A potentially deadly cat virus that was initially detected in four Nanaimo felines in March has spread across the city, animal experts say.

Feline Immunodeficiency Virus (FIV) can reduce the effectiveness of a cat’s immune system to the point where the animal becomes very susceptible to different infections and cancers.

The contagious disease is often referred to as the feline version of HIV and is passed through blood transmission.

Since the story aired on CTV News last month, the BC SPCA Nanaimo Branch says it’s received numerous calls from concerned pet owners.

FIV was first identified in one neighbourhood in the Harbour City, but SPCA officials say it hasn’t been contained.

According to the Nanaimo branch, animal control completed a study and in the about 10 instances over the last 12 months FIV was detected in cats from as far as Uplands Drive and Rutherford all the way down to Cedar.
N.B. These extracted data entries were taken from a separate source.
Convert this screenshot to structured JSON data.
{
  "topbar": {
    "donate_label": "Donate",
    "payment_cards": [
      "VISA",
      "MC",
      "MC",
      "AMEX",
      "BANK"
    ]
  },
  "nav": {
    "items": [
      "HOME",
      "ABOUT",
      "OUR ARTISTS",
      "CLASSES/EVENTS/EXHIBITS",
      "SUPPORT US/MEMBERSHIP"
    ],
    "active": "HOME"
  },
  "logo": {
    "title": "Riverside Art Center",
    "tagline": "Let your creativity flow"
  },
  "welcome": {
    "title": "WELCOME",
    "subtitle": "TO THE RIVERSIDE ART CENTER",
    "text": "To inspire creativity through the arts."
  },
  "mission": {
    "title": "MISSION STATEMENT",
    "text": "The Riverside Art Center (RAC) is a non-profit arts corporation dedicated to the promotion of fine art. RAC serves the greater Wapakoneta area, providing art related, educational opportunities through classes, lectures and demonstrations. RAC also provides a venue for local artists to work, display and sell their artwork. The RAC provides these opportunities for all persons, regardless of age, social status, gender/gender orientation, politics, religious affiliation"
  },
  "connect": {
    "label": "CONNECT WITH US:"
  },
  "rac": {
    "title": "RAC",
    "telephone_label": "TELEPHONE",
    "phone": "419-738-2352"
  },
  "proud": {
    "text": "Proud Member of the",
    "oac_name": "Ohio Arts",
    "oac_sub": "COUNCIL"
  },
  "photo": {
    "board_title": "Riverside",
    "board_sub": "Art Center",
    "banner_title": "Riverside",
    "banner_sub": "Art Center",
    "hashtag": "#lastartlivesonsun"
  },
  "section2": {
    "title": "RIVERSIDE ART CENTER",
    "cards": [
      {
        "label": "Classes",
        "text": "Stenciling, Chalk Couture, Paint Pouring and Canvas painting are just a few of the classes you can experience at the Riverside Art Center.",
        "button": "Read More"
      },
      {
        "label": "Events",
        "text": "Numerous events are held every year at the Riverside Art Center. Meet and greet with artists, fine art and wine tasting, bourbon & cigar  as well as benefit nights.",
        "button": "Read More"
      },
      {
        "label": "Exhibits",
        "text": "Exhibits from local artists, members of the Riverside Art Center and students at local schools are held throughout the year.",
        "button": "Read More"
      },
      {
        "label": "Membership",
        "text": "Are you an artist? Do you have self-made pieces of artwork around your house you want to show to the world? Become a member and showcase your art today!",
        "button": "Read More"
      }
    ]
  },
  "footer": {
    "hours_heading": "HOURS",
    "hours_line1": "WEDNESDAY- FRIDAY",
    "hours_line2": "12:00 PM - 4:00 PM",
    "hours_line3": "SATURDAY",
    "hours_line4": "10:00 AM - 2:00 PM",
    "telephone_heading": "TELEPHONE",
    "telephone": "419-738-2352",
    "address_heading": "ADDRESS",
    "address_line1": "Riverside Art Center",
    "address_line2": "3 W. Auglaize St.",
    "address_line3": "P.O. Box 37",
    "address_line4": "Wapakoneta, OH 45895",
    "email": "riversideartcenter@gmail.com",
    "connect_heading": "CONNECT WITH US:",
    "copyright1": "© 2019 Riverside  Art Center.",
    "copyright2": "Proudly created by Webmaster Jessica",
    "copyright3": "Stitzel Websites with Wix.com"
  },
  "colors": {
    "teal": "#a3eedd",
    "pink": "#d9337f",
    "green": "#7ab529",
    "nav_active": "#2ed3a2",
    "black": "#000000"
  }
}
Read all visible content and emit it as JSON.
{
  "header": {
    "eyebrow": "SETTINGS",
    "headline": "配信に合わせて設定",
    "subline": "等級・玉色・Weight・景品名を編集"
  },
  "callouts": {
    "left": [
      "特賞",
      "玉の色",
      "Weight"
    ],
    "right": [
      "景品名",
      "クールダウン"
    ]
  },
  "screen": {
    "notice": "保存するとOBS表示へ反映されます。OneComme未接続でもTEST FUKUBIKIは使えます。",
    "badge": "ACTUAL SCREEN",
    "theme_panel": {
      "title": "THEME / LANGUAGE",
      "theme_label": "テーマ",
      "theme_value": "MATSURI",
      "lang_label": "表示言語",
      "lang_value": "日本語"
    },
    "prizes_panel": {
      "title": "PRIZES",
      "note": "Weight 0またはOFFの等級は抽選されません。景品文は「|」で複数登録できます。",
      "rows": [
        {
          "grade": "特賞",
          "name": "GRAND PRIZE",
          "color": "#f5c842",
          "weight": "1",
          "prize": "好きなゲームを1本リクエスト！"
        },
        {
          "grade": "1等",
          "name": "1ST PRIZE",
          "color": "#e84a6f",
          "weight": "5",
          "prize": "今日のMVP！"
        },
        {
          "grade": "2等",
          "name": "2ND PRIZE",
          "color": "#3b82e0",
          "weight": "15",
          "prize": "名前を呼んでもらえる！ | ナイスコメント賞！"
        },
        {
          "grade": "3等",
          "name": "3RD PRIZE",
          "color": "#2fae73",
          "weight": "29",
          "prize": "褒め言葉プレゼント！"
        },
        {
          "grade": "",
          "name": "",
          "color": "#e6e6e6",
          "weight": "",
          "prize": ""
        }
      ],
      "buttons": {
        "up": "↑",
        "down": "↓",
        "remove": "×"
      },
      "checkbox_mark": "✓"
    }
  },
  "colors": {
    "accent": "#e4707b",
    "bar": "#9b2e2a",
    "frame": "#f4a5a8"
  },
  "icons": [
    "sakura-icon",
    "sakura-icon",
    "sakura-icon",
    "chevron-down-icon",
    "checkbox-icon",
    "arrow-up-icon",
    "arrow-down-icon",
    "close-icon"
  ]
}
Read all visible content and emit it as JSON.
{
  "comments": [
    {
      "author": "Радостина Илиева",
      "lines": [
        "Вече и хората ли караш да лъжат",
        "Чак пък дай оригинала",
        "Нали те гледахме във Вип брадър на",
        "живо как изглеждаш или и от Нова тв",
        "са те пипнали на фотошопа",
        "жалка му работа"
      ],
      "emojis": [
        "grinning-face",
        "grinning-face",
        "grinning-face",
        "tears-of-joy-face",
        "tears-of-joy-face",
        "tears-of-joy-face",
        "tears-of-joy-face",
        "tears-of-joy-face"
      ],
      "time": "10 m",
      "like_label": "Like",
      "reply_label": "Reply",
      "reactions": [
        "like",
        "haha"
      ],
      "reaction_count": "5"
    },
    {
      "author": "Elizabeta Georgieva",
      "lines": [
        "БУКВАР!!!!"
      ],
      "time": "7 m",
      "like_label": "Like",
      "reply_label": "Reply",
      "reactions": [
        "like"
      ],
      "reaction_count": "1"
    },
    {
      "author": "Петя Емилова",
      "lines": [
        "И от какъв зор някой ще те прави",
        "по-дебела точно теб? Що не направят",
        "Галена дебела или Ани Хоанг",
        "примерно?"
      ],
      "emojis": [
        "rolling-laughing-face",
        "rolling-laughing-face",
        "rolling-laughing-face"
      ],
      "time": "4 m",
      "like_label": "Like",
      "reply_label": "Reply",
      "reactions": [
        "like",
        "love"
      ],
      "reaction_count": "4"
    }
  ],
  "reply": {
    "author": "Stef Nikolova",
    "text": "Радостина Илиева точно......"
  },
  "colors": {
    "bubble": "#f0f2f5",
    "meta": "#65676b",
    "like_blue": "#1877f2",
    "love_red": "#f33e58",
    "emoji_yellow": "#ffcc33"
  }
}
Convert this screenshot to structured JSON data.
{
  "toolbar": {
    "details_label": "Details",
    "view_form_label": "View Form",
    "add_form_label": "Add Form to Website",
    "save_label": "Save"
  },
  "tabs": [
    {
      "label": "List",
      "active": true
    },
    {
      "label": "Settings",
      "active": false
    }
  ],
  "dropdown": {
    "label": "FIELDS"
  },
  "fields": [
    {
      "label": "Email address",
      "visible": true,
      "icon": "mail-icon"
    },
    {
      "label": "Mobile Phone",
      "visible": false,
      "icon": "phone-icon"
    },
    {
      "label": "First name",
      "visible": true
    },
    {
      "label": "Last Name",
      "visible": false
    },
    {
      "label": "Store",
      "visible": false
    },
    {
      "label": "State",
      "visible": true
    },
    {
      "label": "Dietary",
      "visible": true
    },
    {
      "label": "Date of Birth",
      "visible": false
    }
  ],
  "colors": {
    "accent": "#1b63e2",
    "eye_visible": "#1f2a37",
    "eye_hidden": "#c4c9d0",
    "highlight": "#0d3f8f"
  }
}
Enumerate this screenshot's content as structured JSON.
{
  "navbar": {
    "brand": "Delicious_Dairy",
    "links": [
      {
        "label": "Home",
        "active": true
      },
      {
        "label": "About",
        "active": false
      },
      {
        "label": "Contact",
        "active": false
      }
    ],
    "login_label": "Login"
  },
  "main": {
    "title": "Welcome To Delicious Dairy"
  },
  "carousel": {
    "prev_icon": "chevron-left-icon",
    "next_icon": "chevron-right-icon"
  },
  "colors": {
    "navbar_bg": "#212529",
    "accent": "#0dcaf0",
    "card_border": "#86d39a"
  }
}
“A small sampling of 10 [cats] across the whole city suggests that there’s quite a few cats who are affected and there’s certainly a lot of cats who are at risk of exposure,” said Leon Davis.

There is a vaccine for the disease, but experts say it’s not effective.

“The only 100 per cent way to protect your cat from FIV is to keep your cat inside,” Davis said.

It can be difficult to detect whether a cat has been infected with the virus, and experts recommend outdoor felines with poor health get tested.

Experts also suggest building a "catio" for your pet if it’s accustomed to going outdoors.

The BC SPCA has posted a map showing the areas of Nanaimo where cats with FIV have been found.